После снисходительного удивления, неузнавания и похвал со стороны не наряженных, молодые люди нашли, что костюмы так хороши, что надо было их показать еще кому нибудь.
Николай, которому хотелось по отличной дороге прокатить всех на своей тройке, предложил, взяв с собой из дворовых человек десять наряженных, ехать к дядюшке.
– Нет, ну что вы его, старика, расстроите! – сказала графиня, – да и негде повернуться у него. Уж ехать, так к Мелюковым.
Мелюкова была вдова с детьми разнообразного возраста, также с гувернантками и гувернерами, жившая в четырех верстах от Ростовых.
– Вот, ma chere, умно, – подхватил расшевелившийся старый граф. – Давай сейчас наряжусь и поеду с вами. Уж я Пашету расшевелю.
Но графиня не согласилась отпустить графа: у него все эти дни болела нога. Решили, что Илье Андреевичу ехать нельзя, а что ежели Луиза Ивановна (m me Schoss) поедет, то барышням можно ехать к Мелюковой. Соня, всегда робкая и застенчивая, настоятельнее всех стала упрашивать Луизу Ивановну не отказать им.
Наряд Сони был лучше всех. Ее усы и брови необыкновенно шли к ней. Все говорили ей, что она очень хороша, и она находилась в несвойственном ей оживленно энергическом настроении. Какой то внутренний голос говорил ей, что нынче или никогда решится ее судьба, и она в своем мужском платье казалась совсем другим человеком. Луиза Ивановна согласилась, и через полчаса четыре тройки с колокольчиками и бубенчиками, визжа и свистя подрезами по морозному снегу, подъехали к крыльцу.
Наташа первая дала тон святочного веселья, и это веселье, отражаясь от одного к другому, всё более и более усиливалось и дошло до высшей степени в то время, когда все вышли на мороз, и переговариваясь, перекликаясь, смеясь и крича, расселись в сани.
Две тройки были разгонные, третья тройка старого графа с орловским рысаком в корню; четвертая собственная Николая с его низеньким, вороным, косматым коренником. Николай в своем старушечьем наряде, на который он надел гусарский, подпоясанный плащ, стоял в середине своих саней, подобрав вожжи.
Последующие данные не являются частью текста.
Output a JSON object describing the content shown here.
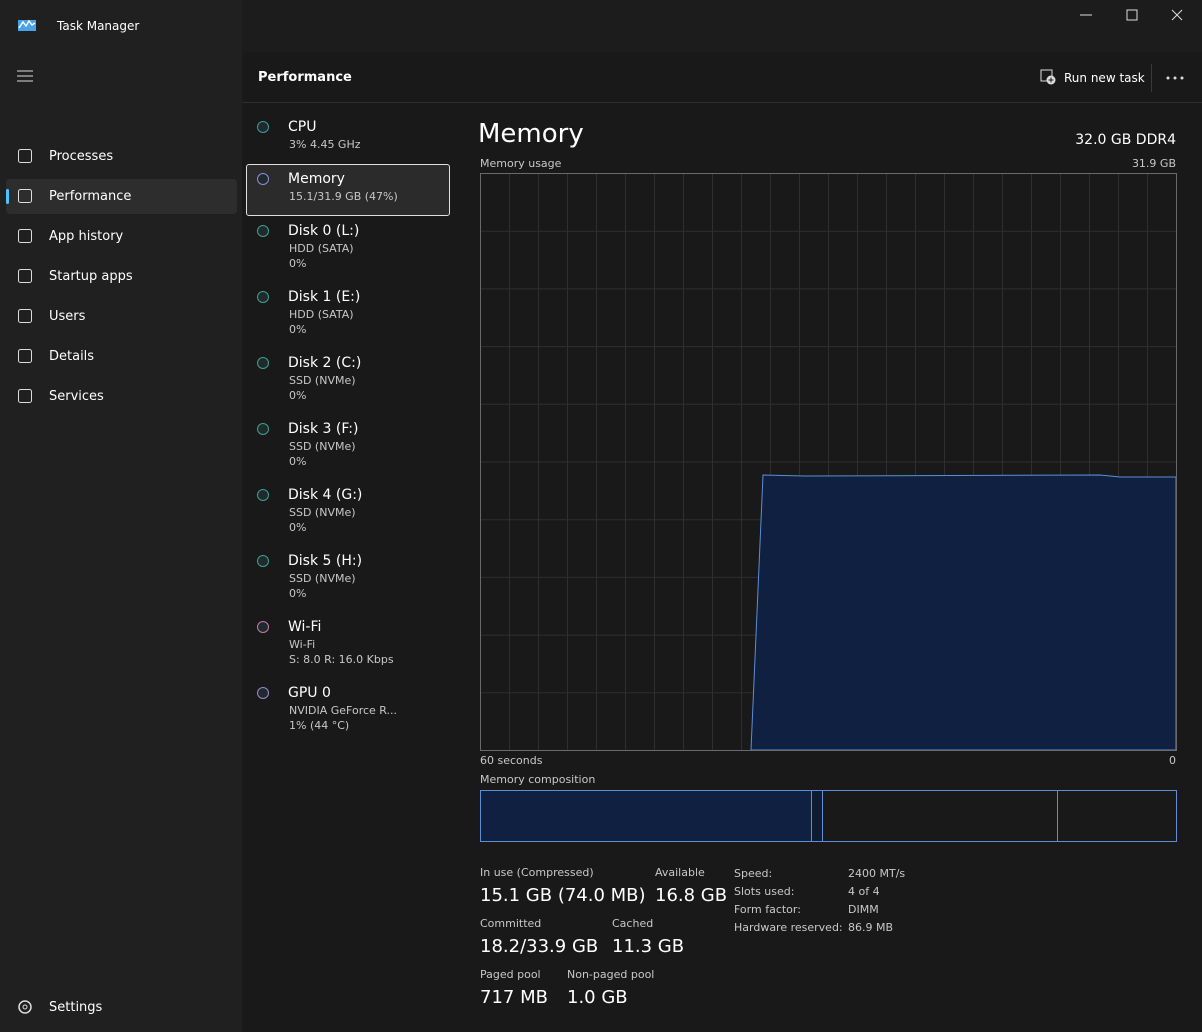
{
  "window": {
    "title": "Task Manager"
  },
  "nav": {
    "items": [
      "Processes",
      "Performance",
      "App history",
      "Startup apps",
      "Users",
      "Details",
      "Services"
    ],
    "selected": 1,
    "settings": "Settings"
  },
  "header": {
    "title": "Performance",
    "run_new_task": "Run new task"
  },
  "devices": [
    {
      "name": "CPU",
      "lines": [
        "3% 4.45 GHz"
      ],
      "color": "#3f9aa0"
    },
    {
      "name": "Memory",
      "lines": [
        "15.1/31.9 GB (47%)"
      ],
      "color": "#8a8fd6"
    },
    {
      "name": "Disk 0 (L:)",
      "lines": [
        "HDD (SATA)",
        "0%"
      ],
      "color": "#3fa08a"
    },
    {
      "name": "Disk 1 (E:)",
      "lines": [
        "HDD (SATA)",
        "0%"
      ],
      "color": "#3fa08a"
    },
    {
      "name": "Disk 2 (C:)",
      "lines": [
        "SSD (NVMe)",
        "0%"
      ],
      "color": "#3fa08a"
    },
    {
      "name": "Disk 3 (F:)",
      "lines": [
        "SSD (NVMe)",
        "0%"
      ],
      "color": "#3fa08a"
    },
    {
      "name": "Disk 4 (G:)",
      "lines": [
        "SSD (NVMe)",
        "0%"
      ],
      "color": "#3fa08a"
    },
    {
      "name": "Disk 5 (H:)",
      "lines": [
        "SSD (NVMe)",
        "0%"
      ],
      "color": "#3fa08a"
    },
    {
      "name": "Wi-Fi",
      "lines": [
        "Wi-Fi",
        "S: 8.0 R: 16.0 Kbps"
      ],
      "color": "#c678a8"
    },
    {
      "name": "GPU 0",
      "lines": [
        "NVIDIA GeForce R...",
        "1% (44 °C)"
      ],
      "color": "#a283c8"
    }
  ],
  "selected_device": 1,
  "detail": {
    "title": "Memory",
    "spec": "32.0 GB DDR4",
    "graph": {
      "label": "Memory usage",
      "max": "31.9 GB",
      "left": "60 seconds",
      "right": "0"
    },
    "composition": "Memory composition",
    "stats": [
      {
        "label": "In use (Compressed)",
        "value": "15.1 GB (74.0 MB)"
      },
      {
        "label": "Available",
        "value": "16.8 GB"
      },
      {
        "label": "Committed",
        "value": "18.2/33.9 GB"
      },
      {
        "label": "Cached",
        "value": "11.3 GB"
      },
      {
        "label": "Paged pool",
        "value": "717 MB"
      },
      {
        "label": "Non-paged pool",
        "value": "1.0 GB"
      }
    ],
    "props": [
      {
        "label": "Speed:",
        "value": "2400 MT/s"
      },
      {
        "label": "Slots used:",
        "value": "4 of 4"
      },
      {
        "label": "Form factor:",
        "value": "DIMM"
      },
      {
        "label": "Hardware reserved:",
        "value": "86.9 MB"
      }
    ]
  }
}
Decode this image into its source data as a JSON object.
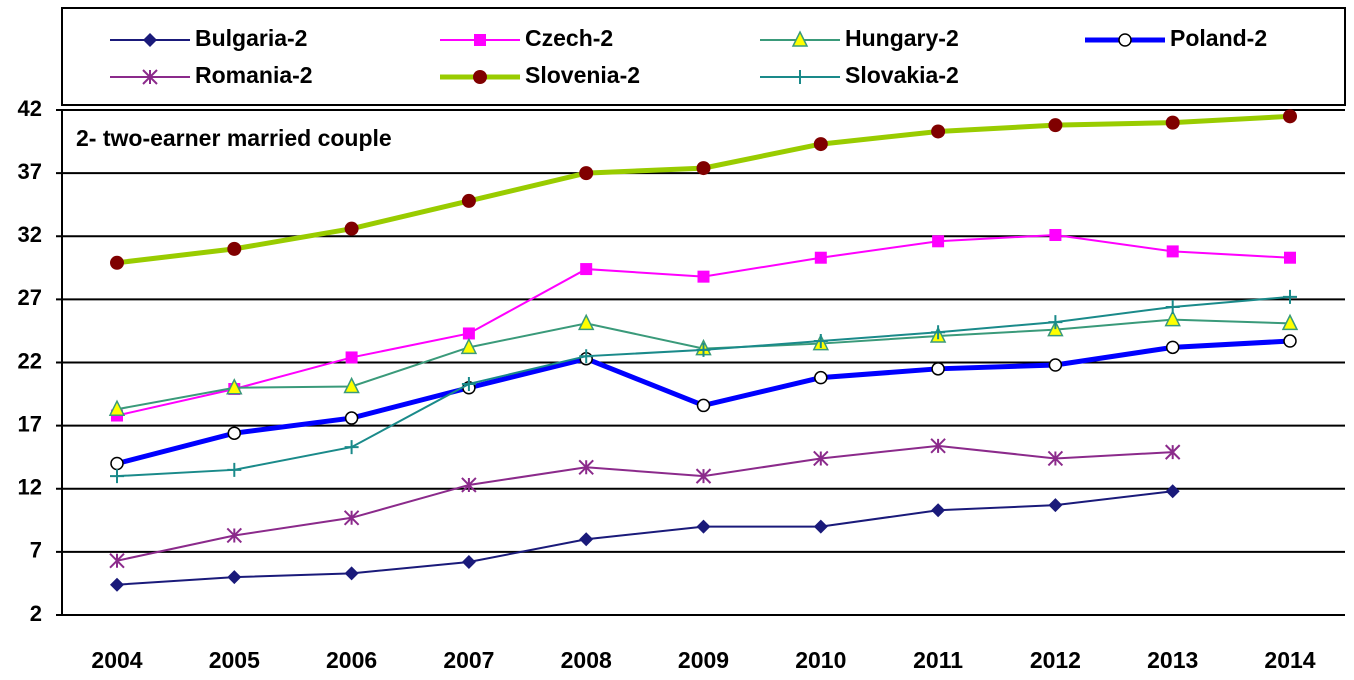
{
  "chart_data": {
    "type": "line",
    "annotation": "2- two-earner married couple",
    "categories": [
      "2004",
      "2005",
      "2006",
      "2007",
      "2008",
      "2009",
      "2010",
      "2011",
      "2012",
      "2013",
      "2014"
    ],
    "ylim": [
      2,
      42
    ],
    "yticks": [
      2,
      7,
      12,
      17,
      22,
      27,
      32,
      37,
      42
    ],
    "grid": true,
    "series": [
      {
        "name": "Bulgaria-2",
        "color": "#1a1a7a",
        "marker": "diamond",
        "marker_color": "#1a1a7a",
        "values": [
          4.4,
          5.0,
          5.3,
          6.2,
          8.0,
          9.0,
          9.0,
          10.3,
          10.7,
          11.8,
          null
        ]
      },
      {
        "name": "Czech-2",
        "color": "#ff00ff",
        "marker": "square",
        "marker_color": "#ff00ff",
        "values": [
          17.8,
          19.9,
          22.4,
          24.3,
          29.4,
          28.8,
          30.3,
          31.6,
          32.1,
          30.8,
          30.3
        ]
      },
      {
        "name": "Hungary-2",
        "color": "#3a9a7a",
        "marker": "triangle",
        "marker_color": "#ffff00",
        "values": [
          18.3,
          20.0,
          20.1,
          23.2,
          25.1,
          23.1,
          23.5,
          24.1,
          24.6,
          25.4,
          25.1
        ]
      },
      {
        "name": "Poland-2",
        "color": "#0000ff",
        "marker": "circle-open",
        "marker_color": "#ffffff",
        "values": [
          14.0,
          16.4,
          17.6,
          20.0,
          22.3,
          18.6,
          20.8,
          21.5,
          21.8,
          23.2,
          23.7
        ]
      },
      {
        "name": "Romania-2",
        "color": "#8b2a8b",
        "marker": "asterisk",
        "marker_color": "#8b2a8b",
        "values": [
          6.3,
          8.3,
          9.7,
          12.3,
          13.7,
          13.0,
          14.4,
          15.4,
          14.4,
          14.9,
          null
        ]
      },
      {
        "name": "Slovenia-2",
        "color": "#99cc00",
        "marker": "circle",
        "marker_color": "#800000",
        "values": [
          29.9,
          31.0,
          32.6,
          34.8,
          37.0,
          37.4,
          39.3,
          40.3,
          40.8,
          41.0,
          41.5
        ]
      },
      {
        "name": "Slovakia-2",
        "color": "#1a8a8a",
        "marker": "plus",
        "marker_color": "#1a8a8a",
        "values": [
          13.0,
          13.5,
          15.3,
          20.3,
          22.5,
          23.0,
          23.7,
          24.4,
          25.2,
          26.4,
          27.2
        ]
      }
    ]
  }
}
Было так светло, что он видел отблескивающие на месячном свете бляхи и глаза лошадей, испуганно оглядывавшихся на седоков, шумевших под темным навесом подъезда.
В сани Николая сели Наташа, Соня, m me Schoss и две девушки. В сани старого графа сели Диммлер с женой и Петя; в остальные расселись наряженные дворовые.
– Пошел вперед, Захар! – крикнул Николай кучеру отца, чтобы иметь случай перегнать его на дороге.
Тройка старого графа, в которую сел Диммлер и другие ряженые, визжа полозьями, как будто примерзая к снегу, и побрякивая густым колокольцом, тронулась вперед. Пристяжные жались на оглобли и увязали, выворачивая как сахар крепкий и блестящий снег.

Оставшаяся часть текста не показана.